Kagalwalla and colleagues evaluated 78 children with EoE (67% boys; mean age, 9.01 years; 83% white; 90% atopic) who adhered to the four-food elimination diet for 8 weeks, after which single foods were reintroduced in responders. All participants also received a PPI twice per day and underwent clinical, endoscopic and histologic assessments at baseline, after the dietary intervention, and again after food reintroduction to assess for disease recurrence.
The study met its primary endpoint with 64% of patients achieving histologic remission after 8 weeks of adhering to the diet. Participants also showed significant clinical and endoscopic improvements.
“All symptoms resolved in 36% of respondents and symptom score decreased in 91%,” Kagalwalla and colleagues wrote. Abdominal pain, poor appetite, vomiting, food impaction, choking or gagging, regurgitation, and pocketing or spitting out food all resolved in a significant number of responders.
Food reintroduction showed cow’s milk (85%) was the most common trigger of histological inflammation, followed by eggs (35%), wheat (33%) and soy (19%). Recurrent inflammation was induced by a single food trigger in 62% of patients, and cow’s milk was the single trigger in most of them (88%).

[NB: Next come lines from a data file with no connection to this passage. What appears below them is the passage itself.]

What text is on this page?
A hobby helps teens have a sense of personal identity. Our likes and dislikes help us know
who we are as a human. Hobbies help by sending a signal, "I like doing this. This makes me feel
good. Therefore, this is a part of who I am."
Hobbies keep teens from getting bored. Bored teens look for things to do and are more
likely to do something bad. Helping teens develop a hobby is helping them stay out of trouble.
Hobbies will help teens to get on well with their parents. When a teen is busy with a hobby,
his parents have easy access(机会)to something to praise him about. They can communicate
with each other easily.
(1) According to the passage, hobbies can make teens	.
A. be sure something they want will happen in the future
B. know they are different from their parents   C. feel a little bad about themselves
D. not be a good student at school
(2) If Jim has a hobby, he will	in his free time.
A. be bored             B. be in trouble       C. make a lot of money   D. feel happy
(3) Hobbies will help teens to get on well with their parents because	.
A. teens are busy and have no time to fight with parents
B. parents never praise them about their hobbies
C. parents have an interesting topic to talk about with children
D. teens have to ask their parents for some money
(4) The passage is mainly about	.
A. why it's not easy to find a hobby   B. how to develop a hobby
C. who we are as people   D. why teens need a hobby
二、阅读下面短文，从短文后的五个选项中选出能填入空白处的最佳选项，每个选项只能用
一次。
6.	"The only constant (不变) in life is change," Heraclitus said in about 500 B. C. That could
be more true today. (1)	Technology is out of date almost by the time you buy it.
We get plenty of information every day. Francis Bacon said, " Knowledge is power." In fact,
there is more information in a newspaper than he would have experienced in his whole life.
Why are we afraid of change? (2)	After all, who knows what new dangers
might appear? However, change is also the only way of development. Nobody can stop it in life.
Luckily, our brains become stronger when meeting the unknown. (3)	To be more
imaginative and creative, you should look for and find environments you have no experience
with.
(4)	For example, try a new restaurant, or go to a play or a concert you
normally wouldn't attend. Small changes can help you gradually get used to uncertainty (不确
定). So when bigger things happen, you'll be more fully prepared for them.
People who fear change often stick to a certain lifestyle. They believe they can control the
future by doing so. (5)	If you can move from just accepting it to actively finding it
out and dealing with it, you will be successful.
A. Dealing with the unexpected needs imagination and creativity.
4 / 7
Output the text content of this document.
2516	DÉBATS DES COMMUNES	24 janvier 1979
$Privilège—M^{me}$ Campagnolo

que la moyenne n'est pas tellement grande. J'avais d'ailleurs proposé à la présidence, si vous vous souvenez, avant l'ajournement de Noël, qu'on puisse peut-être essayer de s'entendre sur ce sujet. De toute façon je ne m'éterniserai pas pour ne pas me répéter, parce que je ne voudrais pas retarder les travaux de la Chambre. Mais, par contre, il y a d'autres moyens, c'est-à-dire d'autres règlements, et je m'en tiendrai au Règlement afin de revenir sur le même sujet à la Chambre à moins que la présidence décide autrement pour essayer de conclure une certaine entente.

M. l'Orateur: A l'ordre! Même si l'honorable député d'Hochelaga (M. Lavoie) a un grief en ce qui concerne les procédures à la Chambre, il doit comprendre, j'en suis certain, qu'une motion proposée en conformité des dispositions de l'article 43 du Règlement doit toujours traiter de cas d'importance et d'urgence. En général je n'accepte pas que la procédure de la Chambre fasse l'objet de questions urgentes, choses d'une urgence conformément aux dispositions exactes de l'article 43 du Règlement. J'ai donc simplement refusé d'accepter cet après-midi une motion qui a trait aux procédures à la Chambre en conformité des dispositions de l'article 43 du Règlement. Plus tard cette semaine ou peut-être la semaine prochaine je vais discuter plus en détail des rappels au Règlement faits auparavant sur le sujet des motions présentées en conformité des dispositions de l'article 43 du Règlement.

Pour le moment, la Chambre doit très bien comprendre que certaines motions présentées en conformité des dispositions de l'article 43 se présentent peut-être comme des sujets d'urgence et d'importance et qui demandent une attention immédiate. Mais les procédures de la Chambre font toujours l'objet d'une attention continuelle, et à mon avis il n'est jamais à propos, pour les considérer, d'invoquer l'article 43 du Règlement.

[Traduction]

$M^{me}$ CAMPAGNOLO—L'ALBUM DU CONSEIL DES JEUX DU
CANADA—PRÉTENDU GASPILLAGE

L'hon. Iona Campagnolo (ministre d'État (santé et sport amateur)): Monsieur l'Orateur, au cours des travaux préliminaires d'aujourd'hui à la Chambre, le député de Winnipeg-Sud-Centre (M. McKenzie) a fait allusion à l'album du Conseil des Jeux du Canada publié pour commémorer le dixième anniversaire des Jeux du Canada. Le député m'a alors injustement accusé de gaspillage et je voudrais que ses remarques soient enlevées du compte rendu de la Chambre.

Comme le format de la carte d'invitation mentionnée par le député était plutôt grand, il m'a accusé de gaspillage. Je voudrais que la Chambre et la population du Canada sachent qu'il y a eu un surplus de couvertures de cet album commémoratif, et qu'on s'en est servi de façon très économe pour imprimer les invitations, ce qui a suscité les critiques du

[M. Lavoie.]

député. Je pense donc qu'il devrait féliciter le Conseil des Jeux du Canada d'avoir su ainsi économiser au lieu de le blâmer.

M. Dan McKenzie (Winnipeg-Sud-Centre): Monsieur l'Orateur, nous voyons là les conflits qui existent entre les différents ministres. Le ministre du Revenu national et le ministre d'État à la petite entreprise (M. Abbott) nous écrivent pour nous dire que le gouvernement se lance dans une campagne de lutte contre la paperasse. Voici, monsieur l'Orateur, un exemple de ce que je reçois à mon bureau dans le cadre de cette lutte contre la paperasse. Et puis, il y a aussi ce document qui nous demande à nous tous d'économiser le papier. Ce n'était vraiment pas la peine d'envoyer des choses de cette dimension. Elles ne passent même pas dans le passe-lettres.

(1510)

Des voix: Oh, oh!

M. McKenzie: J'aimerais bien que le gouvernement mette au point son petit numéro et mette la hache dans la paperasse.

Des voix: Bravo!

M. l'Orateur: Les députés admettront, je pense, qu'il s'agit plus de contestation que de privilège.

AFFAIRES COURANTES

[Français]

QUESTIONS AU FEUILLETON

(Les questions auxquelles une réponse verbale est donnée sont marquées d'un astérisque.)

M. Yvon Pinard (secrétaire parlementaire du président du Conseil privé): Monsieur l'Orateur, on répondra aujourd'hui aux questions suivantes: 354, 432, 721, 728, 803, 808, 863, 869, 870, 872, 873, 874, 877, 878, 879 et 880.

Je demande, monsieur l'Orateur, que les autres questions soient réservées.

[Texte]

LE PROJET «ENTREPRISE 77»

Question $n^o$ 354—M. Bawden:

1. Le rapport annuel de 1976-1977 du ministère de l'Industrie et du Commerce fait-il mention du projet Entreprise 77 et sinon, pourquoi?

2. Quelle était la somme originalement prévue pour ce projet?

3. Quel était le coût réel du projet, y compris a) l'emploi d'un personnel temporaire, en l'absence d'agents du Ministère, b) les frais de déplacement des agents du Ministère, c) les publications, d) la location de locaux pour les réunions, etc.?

“The high percentage of children for whom milk was a trigger provides the basis for investigating a milk-only elimination diet approach,” Kagalwalla noted in the press release.
The investigators concluded that the four-food elimination diet induced “clinical remission in nine out of 10 histological respondents,” and histological remission “in more than six out of 10 children, which is nearly identical to remission with [the six-food elimination diet] but with a diet that is less stringent.”
These results show this diet “can be offered to children in preference to [the six-food elimination diet] and as an alternative to topical corticosteroid refractory patients for the treatment of EoE,” they wrote. – by Adam Leitenberger
Disclosures: The researchers report no relevant financial disclosures.